Bolsonaristas realizam atos antidemocráticos em frente ao quartel-general do Comando Militar do Sudeste do Exército, no Ibirapuera, em São Paulo - André Porto/UOL
Bolsonaristas realizam atos antidemocráticos em frente ao quartel-general do Comando Militar do Sudeste do Exército, no Ibirapuera, em São Paulo
Imagem: André Porto/UOL

Cláudia Castelo Branco

Colaboração para o TAB, de São Paulo

15/11/2022 18h28

Sem referências a Jair Bolsonaro, mas muitas a Neymar, manifestantes pró-golpe cantavam "Você sabe de onde eu venho?" nos arredores do Parque do Ibirapuera, em São Paulo. Vestidos com a camisa da Seleção ou enrolados em bandeiras, muitos fechavam a cara ao perceber a presença da reportagem.

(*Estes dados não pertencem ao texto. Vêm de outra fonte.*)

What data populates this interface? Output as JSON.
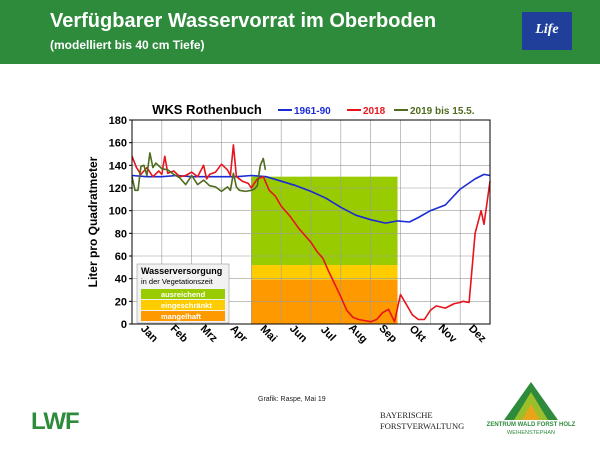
{
  "header": {
    "title": "Verfügbarer Wasservorrat im Oberboden",
    "subtitle": "(modelliert bis 40 cm Tiefe)",
    "eu_logo_text": "Life"
  },
  "footer": {
    "credit": "Grafik: Raspe, Mai 19",
    "lwf_logo": "LWF",
    "bf_logo_line1": "BAYERISCHE",
    "bf_logo_line2": "FORSTVERWALTUNG",
    "zw_line1": "ZENTRUM WALD FORST HOLZ",
    "zw_line2": "WEIHENSTEPHAN"
  },
  "colors": {
    "header_bg": "#2e8b3c",
    "series_1961": "#1a2bd6",
    "series_2018": "#e8131b",
    "series_2019": "#4f6b1e",
    "band_ausreichend": "#99cc00",
    "band_eingeschraenkt": "#ffcc00",
    "band_mangelhaft": "#ff9900"
  },
  "chart_data": {
    "type": "line",
    "title": "WKS Rothenbuch",
    "xlabel": "",
    "ylabel": "Liter pro Quadratmeter",
    "ylim": [
      0,
      180
    ],
    "yticks": [
      0,
      20,
      40,
      60,
      80,
      100,
      120,
      140,
      160,
      180
    ],
    "xlim": [
      0,
      12
    ],
    "categories": [
      "Jan",
      "Feb",
      "Mrz",
      "Apr",
      "Mai",
      "Jun",
      "Jul",
      "Aug",
      "Sep",
      "Okt",
      "Nov",
      "Dez"
    ],
    "grid": true,
    "legend": "top",
    "bands": {
      "x_range": [
        4.0,
        8.9
      ],
      "levels": [
        {
          "label": "ausreichend",
          "from": 52,
          "to": 130
        },
        {
          "label": "eingeschränkt",
          "from": 39,
          "to": 52
        },
        {
          "label": "mangelhaft",
          "from": 0,
          "to": 39
        }
      ]
    },
    "band_legend": {
      "title": "Wasserversorgung",
      "subtitle": "in der Vegetationszeit",
      "items": [
        "ausreichend",
        "eingeschränkt",
        "mangelhaft"
      ]
    },
    "series": [
      {
        "name": "1961-90",
        "x": [
          0,
          0.5,
          1,
          1.5,
          2,
          2.5,
          3,
          3.5,
          4,
          4.5,
          5,
          5.5,
          6,
          6.5,
          7,
          7.5,
          8,
          8.5,
          8.9,
          9.3,
          9.6,
          10,
          10.5,
          11,
          11.5,
          11.8,
          12
        ],
        "y": [
          131,
          130,
          130,
          131,
          130,
          130,
          130,
          130,
          131,
          130,
          126,
          122,
          117,
          111,
          103,
          96,
          92,
          89,
          91,
          90,
          94,
          100,
          105,
          119,
          128,
          132,
          131
        ]
      },
      {
        "name": "2018",
        "x": [
          0,
          0.15,
          0.3,
          0.5,
          0.7,
          0.9,
          1,
          1.1,
          1.2,
          1.4,
          1.6,
          1.8,
          2,
          2.2,
          2.4,
          2.5,
          2.6,
          2.8,
          3,
          3.2,
          3.3,
          3.4,
          3.5,
          3.7,
          3.9,
          4,
          4.2,
          4.4,
          4.6,
          4.8,
          5,
          5.3,
          5.6,
          6,
          6.2,
          6.4,
          6.6,
          6.8,
          7,
          7.2,
          7.4,
          7.6,
          7.8,
          8,
          8.2,
          8.4,
          8.6,
          8.8,
          9,
          9.2,
          9.4,
          9.6,
          9.8,
          10,
          10.2,
          10.5,
          10.8,
          11,
          11.1,
          11.3,
          11.5,
          11.7,
          11.8,
          12
        ],
        "y": [
          148,
          138,
          132,
          138,
          130,
          135,
          132,
          148,
          133,
          135,
          130,
          131,
          134,
          130,
          140,
          128,
          132,
          134,
          141,
          136,
          131,
          158,
          130,
          126,
          124,
          120,
          128,
          130,
          118,
          113,
          104,
          95,
          84,
          72,
          64,
          58,
          46,
          35,
          24,
          12,
          6,
          4,
          3,
          2,
          4,
          10,
          13,
          2,
          26,
          17,
          8,
          4,
          4,
          12,
          16,
          14,
          18,
          19,
          20,
          19,
          80,
          100,
          88,
          126
        ]
      },
      {
        "name": "2019 bis 15.5.",
        "x": [
          0,
          0.1,
          0.2,
          0.3,
          0.4,
          0.5,
          0.6,
          0.7,
          0.8,
          1,
          1.2,
          1.4,
          1.6,
          1.8,
          2,
          2.2,
          2.4,
          2.6,
          2.8,
          3,
          3.2,
          3.3,
          3.4,
          3.5,
          3.6,
          3.8,
          4.0,
          4.1,
          4.2,
          4.3,
          4.4,
          4.47
        ],
        "y": [
          130,
          118,
          118,
          139,
          140,
          131,
          151,
          138,
          142,
          137,
          136,
          132,
          129,
          123,
          131,
          123,
          127,
          122,
          121,
          117,
          121,
          118,
          133,
          121,
          118,
          117,
          118,
          119,
          122,
          140,
          146,
          136
        ]
      }
    ]
  }
}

Perguntado sobre o número de pessoas ali, Marcelo (não quis dar sobrenome), um dos mais calmos, reagiu: "No mínimo, 200 mil". Um outro homem, na faixa dos 50 anos, entrou na conversa. "Coloca aí que às 15h do dia 15, 2 milhões estarão fazendo um cordão de oração em torno do quartel por 15 minutos [o cordão realmente aconteceu, mas não com tanta gente assim]." Um terceiro, que chegou de bike e roupa de ciclista, ameaçou dizendo que queria "ver a verdade".

Levando em consideração o espaço por onde circulavam e a aglomeração, milhares de pessoas foram para a frente do quartel-general do Comando Militar do Sudeste pedir um golpe militar, mas o número não chegou nem perto da expectativa de Marcelo.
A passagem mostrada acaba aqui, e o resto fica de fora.